Daha önce Sevdam Üşüyor, Düşten Öte, Yalnızlığın Deryası ve Hüznün Yüzü adlı 4 şiir kitabı ve Şehriban adında bir hikâye, Kırlangıç adında bir deneme kitabıyla tanınan 23 yıldır hayatını tekerlekli sandalyede sürdüren genetik kas hastası yazar ve şair Derya Avşar’ın ilk romanı Kum Saatinin Gölgesinde bir süre önce okurlarla buluştu.
Derya Avşar, romanında Birinci Dünya Savaşı’nda bütün ailesini kaybeden küçük bir kızın öyküsünü anlatıyor. Kitabın ana kahramanı Zehra, çocuk yaşta savaşın çirkin yüzüyle karşılaşarak konaklarda hizmetçilik etmeye başlar.

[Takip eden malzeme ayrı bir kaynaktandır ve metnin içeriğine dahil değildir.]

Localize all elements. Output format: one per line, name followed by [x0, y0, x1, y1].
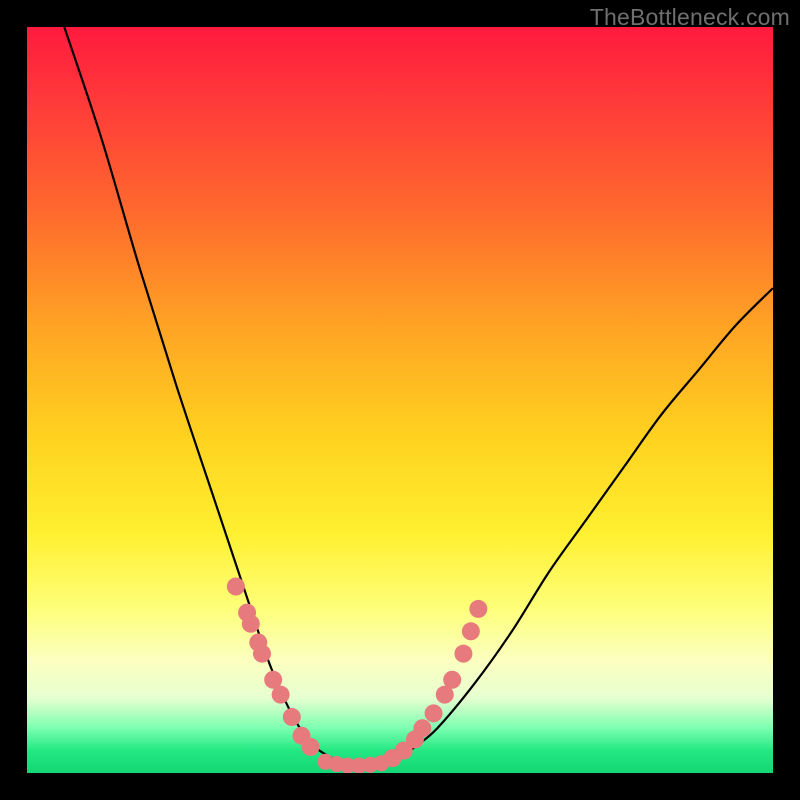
data-dot	[227, 578, 245, 596]
data-dot	[454, 645, 472, 663]
chart-frame: TheBottleneck.com	[0, 0, 800, 800]
data-dot	[242, 615, 260, 633]
curve-svg	[27, 27, 773, 773]
plot-area	[27, 27, 773, 773]
data-dot	[272, 686, 290, 704]
data-dot	[283, 708, 301, 726]
data-dot	[425, 704, 443, 722]
data-dot	[413, 719, 431, 737]
data-dot	[301, 738, 319, 756]
bottleneck-curve	[64, 27, 773, 766]
data-dot	[469, 600, 487, 618]
data-dot	[373, 755, 389, 771]
data-dots	[227, 578, 487, 774]
data-dot	[253, 645, 271, 663]
data-dot	[462, 622, 480, 640]
watermark-text: TheBottleneck.com	[590, 4, 790, 31]
data-dot	[443, 671, 461, 689]
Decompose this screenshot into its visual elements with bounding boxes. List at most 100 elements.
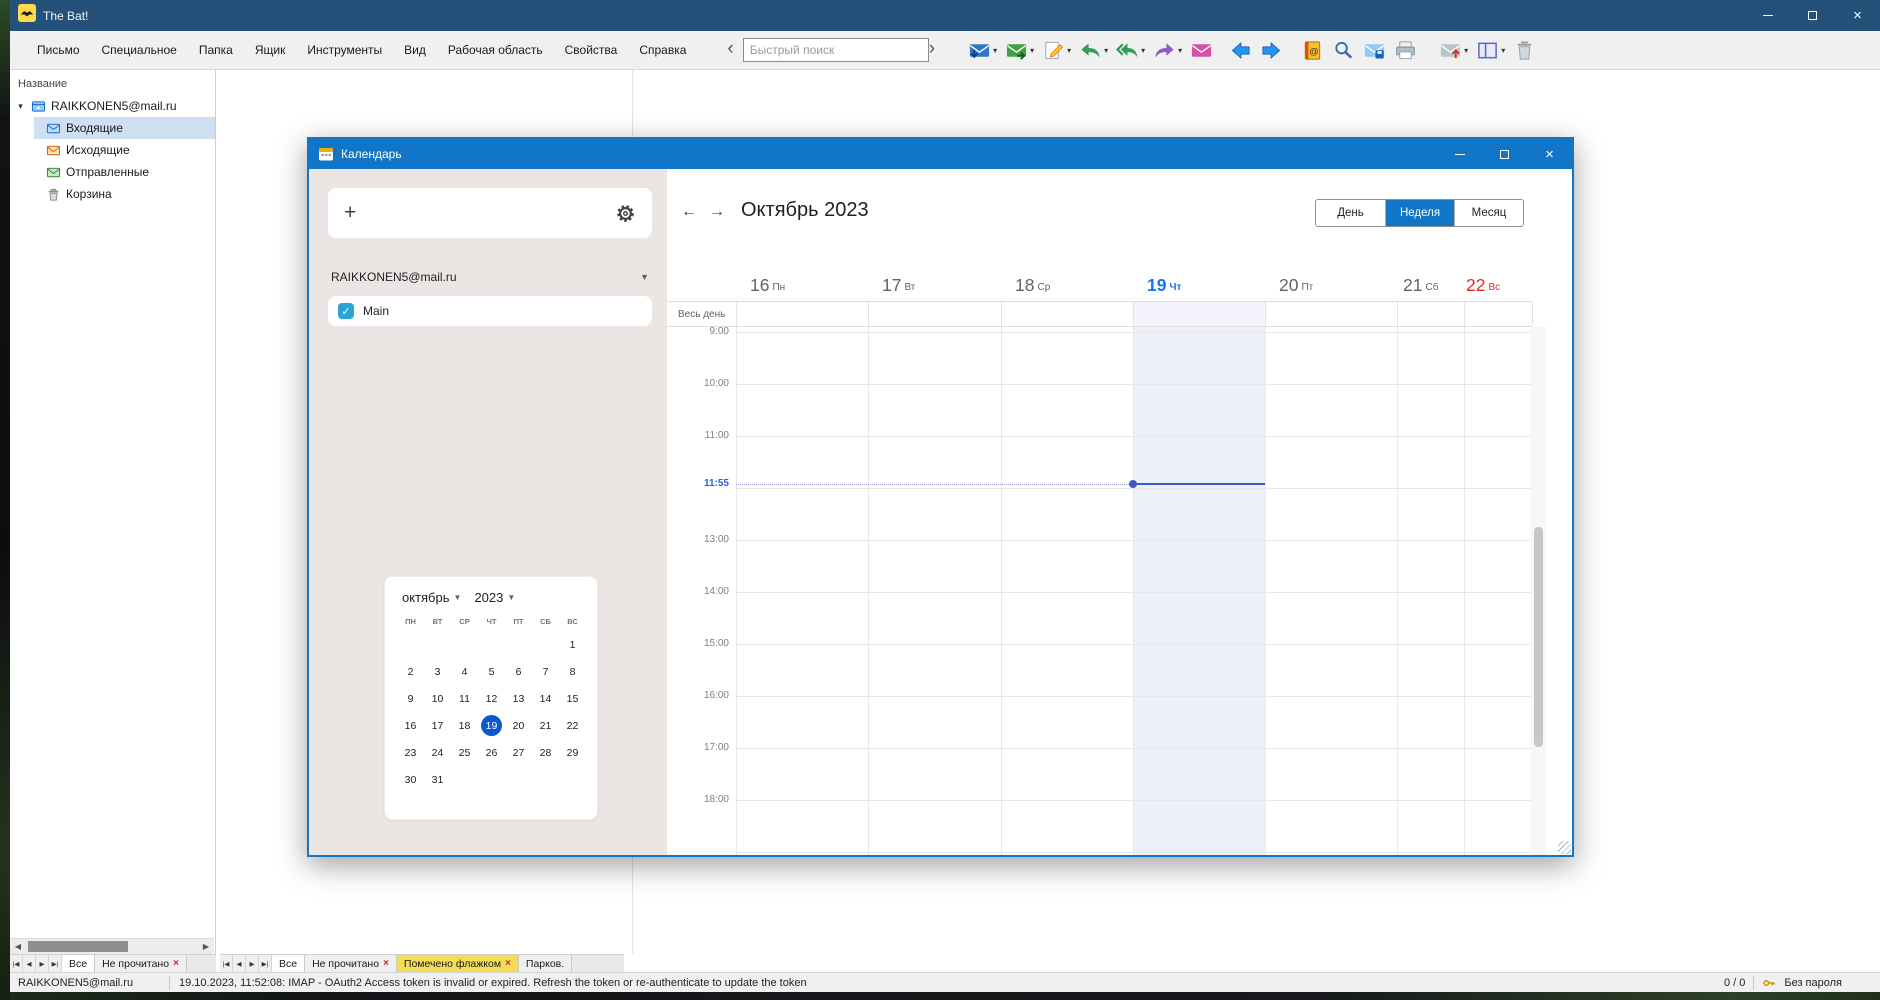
reply-all-button[interactable]: ▾: [1114, 38, 1147, 63]
mini-day-9[interactable]: 9: [397, 685, 424, 712]
mini-day-5[interactable]: 5: [478, 658, 505, 685]
print-message-button[interactable]: [1392, 38, 1419, 63]
view-week-button[interactable]: Неделя: [1385, 200, 1454, 226]
day-header-19[interactable]: 19 Чт: [1147, 270, 1181, 294]
day-header-18[interactable]: 18 Ср: [1015, 270, 1050, 294]
calendar-minimize-button[interactable]: [1437, 139, 1482, 169]
week-grid[interactable]: 9:00 10:00 11:00 13:00 14:00 15:00 16:00 17:00 1…: [667, 327, 1572, 855]
mini-day-21[interactable]: 21: [532, 712, 559, 739]
mini-day-6[interactable]: 6: [505, 658, 532, 685]
check-mail-button[interactable]: ▾: [966, 38, 999, 63]
next-message-button[interactable]: [1258, 38, 1285, 63]
mini-day-24[interactable]: 24: [424, 739, 451, 766]
mini-day-19[interactable]: 19: [478, 712, 505, 739]
chevron-down-icon[interactable]: ▾: [993, 46, 997, 55]
all-day-row[interactable]: Весь день: [667, 301, 1533, 327]
list-tab-1[interactable]: Не прочитано ×: [305, 955, 397, 972]
scroll-left-icon[interactable]: ◀: [10, 942, 26, 951]
list-tab-0[interactable]: Все: [272, 955, 306, 972]
menu-item-0[interactable]: Письмо: [26, 31, 91, 70]
account-node[interactable]: ▾ RAIKKONEN5@mail.ru: [10, 95, 215, 117]
list-tab-2[interactable]: Помечено флажком ×: [396, 955, 519, 972]
menu-item-7[interactable]: Свойства: [554, 31, 629, 70]
maximize-button[interactable]: [1790, 0, 1835, 31]
queue-mail-button[interactable]: ▾: [1003, 38, 1036, 63]
new-message-button[interactable]: ▾: [1040, 38, 1073, 63]
mini-day-8[interactable]: 8: [559, 658, 586, 685]
menu-item-8[interactable]: Справка: [628, 31, 697, 70]
folder-nav-button-1[interactable]: ◀: [23, 955, 36, 972]
mini-day-27[interactable]: 27: [505, 739, 532, 766]
chevron-down-icon[interactable]: ▾: [1141, 46, 1145, 55]
chevron-down-icon[interactable]: ▾: [1030, 46, 1034, 55]
folder-item-3[interactable]: Корзина: [34, 183, 215, 205]
folder-nav-button-0[interactable]: |◀: [10, 955, 23, 972]
chevron-down-icon[interactable]: ▾: [1178, 46, 1182, 55]
folder-nav-button-3[interactable]: ▶|: [49, 955, 62, 972]
redirect-button[interactable]: [1188, 38, 1215, 63]
checkbox-checked-icon[interactable]: ✓: [338, 303, 354, 319]
mini-day-23[interactable]: 23: [397, 739, 424, 766]
mini-day-28[interactable]: 28: [532, 739, 559, 766]
day-header-22[interactable]: 22 Вс: [1466, 270, 1500, 294]
list-nav-button-3[interactable]: ▶|: [259, 955, 272, 972]
mini-day-3[interactable]: 3: [424, 658, 451, 685]
view-day-button[interactable]: День: [1316, 200, 1385, 226]
mini-day-1[interactable]: 1: [559, 631, 586, 658]
chevron-down-icon[interactable]: ▾: [1464, 46, 1468, 55]
mini-day-10[interactable]: 10: [424, 685, 451, 712]
move-message-button[interactable]: ▾: [1437, 38, 1470, 63]
mini-day-13[interactable]: 13: [505, 685, 532, 712]
mini-day-17[interactable]: 17: [424, 712, 451, 739]
day-header-16[interactable]: 16 Пн: [750, 270, 785, 294]
mini-day-26[interactable]: 26: [478, 739, 505, 766]
menu-item-5[interactable]: Вид: [393, 31, 437, 70]
scrollbar-thumb[interactable]: [1534, 527, 1543, 747]
chevron-right-icon[interactable]: ›: [929, 38, 935, 60]
folder-tab-0[interactable]: Все: [62, 955, 96, 972]
scroll-right-icon[interactable]: ▶: [198, 942, 214, 951]
search-messages-button[interactable]: [1330, 38, 1357, 63]
expander-icon[interactable]: ▾: [15, 101, 26, 112]
list-nav-button-0[interactable]: |◀: [220, 955, 233, 972]
menu-item-3[interactable]: Ящик: [244, 31, 297, 70]
menu-item-6[interactable]: Рабочая область: [437, 31, 554, 70]
next-week-button[interactable]: →: [709, 203, 725, 221]
chevron-down-icon[interactable]: ▾: [1067, 46, 1071, 55]
mini-day-18[interactable]: 18: [451, 712, 478, 739]
mini-day-4[interactable]: 4: [451, 658, 478, 685]
calendar-maximize-button[interactable]: [1482, 139, 1527, 169]
mini-day-7[interactable]: 7: [532, 658, 559, 685]
mini-day-20[interactable]: 20: [505, 712, 532, 739]
mini-day-29[interactable]: 29: [559, 739, 586, 766]
list-tab-3[interactable]: Парков.: [518, 955, 573, 972]
save-message-button[interactable]: [1361, 38, 1388, 63]
delete-message-button[interactable]: [1511, 38, 1538, 63]
list-nav-button-1[interactable]: ◀: [233, 955, 246, 972]
folder-item-1[interactable]: Исходящие: [34, 139, 215, 161]
chevron-down-icon[interactable]: ▾: [1501, 46, 1505, 55]
chevron-down-icon[interactable]: ▾: [1104, 46, 1108, 55]
mini-day-2[interactable]: 2: [397, 658, 424, 685]
mini-day-30[interactable]: 30: [397, 766, 424, 793]
mini-day-31[interactable]: 31: [424, 766, 451, 793]
menu-item-1[interactable]: Специальное: [91, 31, 188, 70]
mini-day-11[interactable]: 11: [451, 685, 478, 712]
list-nav-button-2[interactable]: ▶: [246, 955, 259, 972]
close-icon[interactable]: ×: [383, 958, 389, 969]
minimize-button[interactable]: [1745, 0, 1790, 31]
resize-grip[interactable]: [1558, 841, 1571, 854]
mini-day-16[interactable]: 16: [397, 712, 424, 739]
close-icon[interactable]: ×: [505, 958, 511, 969]
gear-icon[interactable]: [615, 203, 636, 224]
calendar-scrollbar[interactable]: [1531, 327, 1546, 855]
day-header-20[interactable]: 20 Пт: [1279, 270, 1313, 294]
calendar-close-button[interactable]: ×: [1527, 139, 1572, 169]
chevron-left-icon[interactable]: ‹: [727, 38, 733, 60]
mini-day-14[interactable]: 14: [532, 685, 559, 712]
tree-column-header[interactable]: Название: [10, 70, 215, 95]
mini-day-22[interactable]: 22: [559, 712, 586, 739]
mini-year-select[interactable]: 2023: [474, 590, 503, 605]
day-header-17[interactable]: 17 Вт: [882, 270, 915, 294]
scrollbar-thumb[interactable]: [28, 941, 128, 952]
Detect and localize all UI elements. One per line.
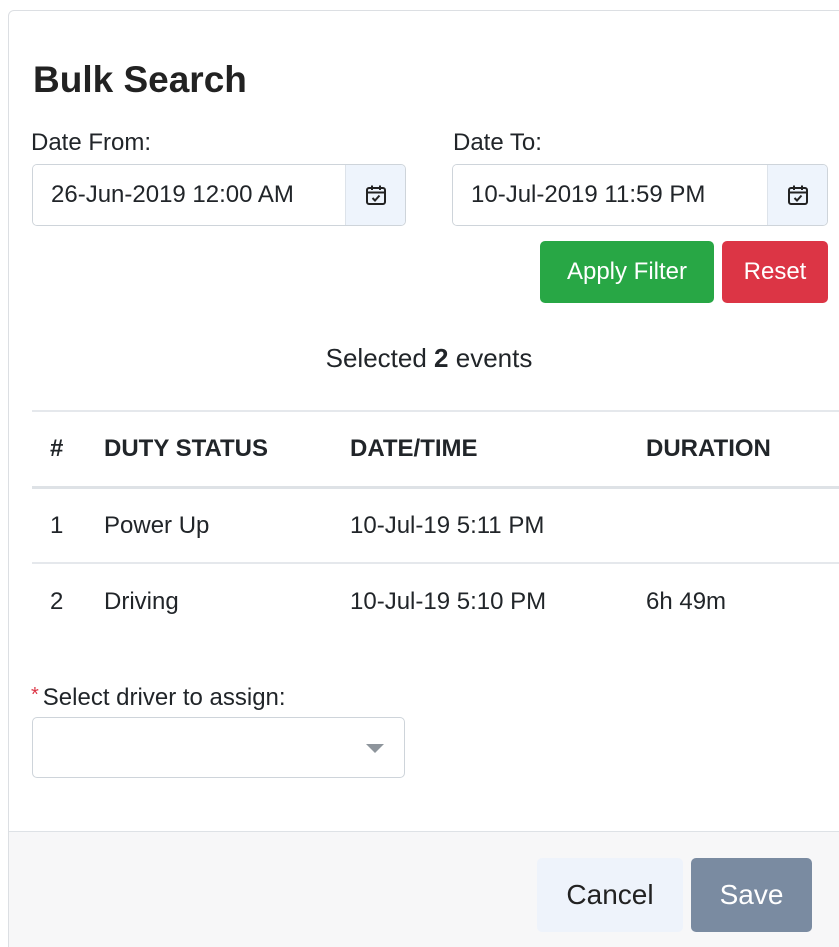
- cancel-button[interactable]: Cancel: [537, 858, 683, 932]
- column-header-duration: DURATION: [646, 435, 771, 462]
- reset-button[interactable]: Reset: [722, 241, 828, 303]
- column-header-number: #: [50, 435, 64, 462]
- date-from-label: Date From:: [31, 129, 152, 156]
- selected-count: 2: [434, 343, 449, 373]
- date-to-input[interactable]: [453, 165, 767, 225]
- selected-events-summary: Selected 2 events: [9, 343, 839, 374]
- driver-select[interactable]: [32, 717, 405, 778]
- date-to-label: Date To:: [453, 129, 542, 156]
- date-to-group: [452, 164, 828, 226]
- chevron-down-icon: [366, 744, 384, 753]
- selected-suffix: events: [455, 343, 533, 373]
- row-duty-status: Power Up: [104, 511, 210, 539]
- save-button[interactable]: Save: [691, 858, 812, 932]
- required-marker: *: [31, 684, 39, 706]
- row-duration: 6h 49m: [646, 587, 727, 615]
- date-from-input[interactable]: [33, 165, 345, 225]
- table-row[interactable]: 2 Driving 10-Jul-19 5:10 PM 6h 49m: [32, 564, 839, 639]
- calendar-check-icon: [365, 185, 386, 205]
- table-row[interactable]: 1 Power Up 10-Jul-19 5:11 PM: [32, 489, 839, 564]
- table-header: # DUTY STATUS DATE/TIME DURATION: [32, 410, 839, 489]
- row-number: 2: [50, 587, 64, 615]
- row-number: 1: [50, 511, 64, 539]
- row-duty-status: Driving: [104, 587, 179, 615]
- bulk-search-modal: Bulk Search Date From: Date To:: [8, 10, 839, 947]
- selected-prefix: Selected: [325, 343, 427, 373]
- date-to-calendar-button[interactable]: [767, 165, 827, 225]
- events-table: # DUTY STATUS DATE/TIME DURATION 1 Power…: [32, 410, 839, 639]
- apply-filter-button[interactable]: Apply Filter: [540, 241, 714, 303]
- modal-title: Bulk Search: [33, 59, 247, 100]
- driver-select-label: * Select driver to assign:: [31, 684, 286, 712]
- column-header-date-time: DATE/TIME: [350, 435, 478, 462]
- date-from-group: [32, 164, 406, 226]
- modal-footer: Cancel Save: [9, 831, 839, 947]
- row-date-time: 10-Jul-19 5:11 PM: [350, 511, 545, 539]
- calendar-check-icon: [787, 185, 808, 205]
- driver-label-text: Select driver to assign:: [42, 684, 286, 711]
- row-date-time: 10-Jul-19 5:10 PM: [350, 587, 547, 615]
- column-header-duty-status: DUTY STATUS: [104, 435, 269, 462]
- date-from-calendar-button[interactable]: [345, 165, 405, 225]
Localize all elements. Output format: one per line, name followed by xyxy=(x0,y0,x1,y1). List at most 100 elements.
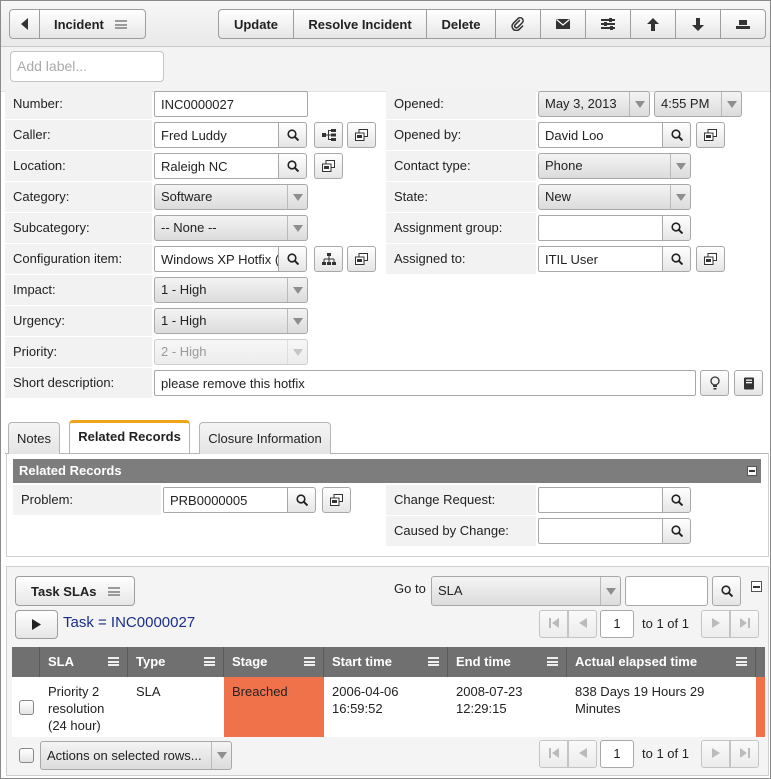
category-value: Software xyxy=(161,189,213,204)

Daha sonra hizmetçisi olduğu konak beyi olan General’in taciz ve tecavüzlerinden kurtulmak için henüz on üç yaşında bir çocukken, altmış beş yaşındaki konağın kâhyasıyla evlenmeyi kendisi için bir kurtuluş sayar. Ancak Zehra, konağın beyinin tecavüzleri sonucunda hamile kalmıştır. Kâhya Ali Sait Efendi ile Zehra konaktan ayrılarak Erzincan’a yerleşirler. Bir süre sonra doğum yapar ve herkes çocuğun babası olarak Ali Sait Efendiyi bilir. Ali Sait Efendi de gerek Zehra’ya gerekse de çocuğuna bir baba şefkatiyle sahip çıkar.
1978’de Ardahan’da doğan Derya Avşar, ilkokul 2. sınıftayken, ailesiyle beraber İstanbul’a yerleşti. Ortaokula giderken kas hastası olduğunu öğrendi. Hızla ilerleyen hastalığı nedeniyle öğrenim hayatı, çarpık mimari yapıtlar nedeniyle ortaokulda noktalandı. Hızla ilerleyen hastalığı Avşar’ı bir tekerlekli sandalyeye mahkûm etti. Ancak bu onu yıldırmadı, aksine ayağa kaldırdı. Derya Avşar hiçbir zaman sandalyenin arkasına sığınıp, hayatını ajite yaşamadı. Toplumda kısıtlı yaşam şartları olsa da; ulaşım, mimari engellere rağmen bilgi birikimini artırdı; sayısız eğitim, workshop ve kursa katıldı. Avşar, yazım hayatına, 2006’da köşe yazarlığıyla başladı. Ayrı öykülerle katılmış olduğu UNESCO 2021 Öykü Dalı Yarışmasında ikincilik ve beşincilik ödülleri de aldı.
Kum Saatinin Gölgesinde’yi okurken savaşın çırılçıplak yıkımını, küçük bir kızın zorlu yaşam mücadelesinde görmek hepinizin içini titretecek. Acı gerçekleri ile yüreğinize mihman olacak; cesur direnişinde kapıları aralayarak, hüznün, acının, çaresizliğin, kimsesizliğin, yoksulluğun yol ayrımına tanık olacaksınız.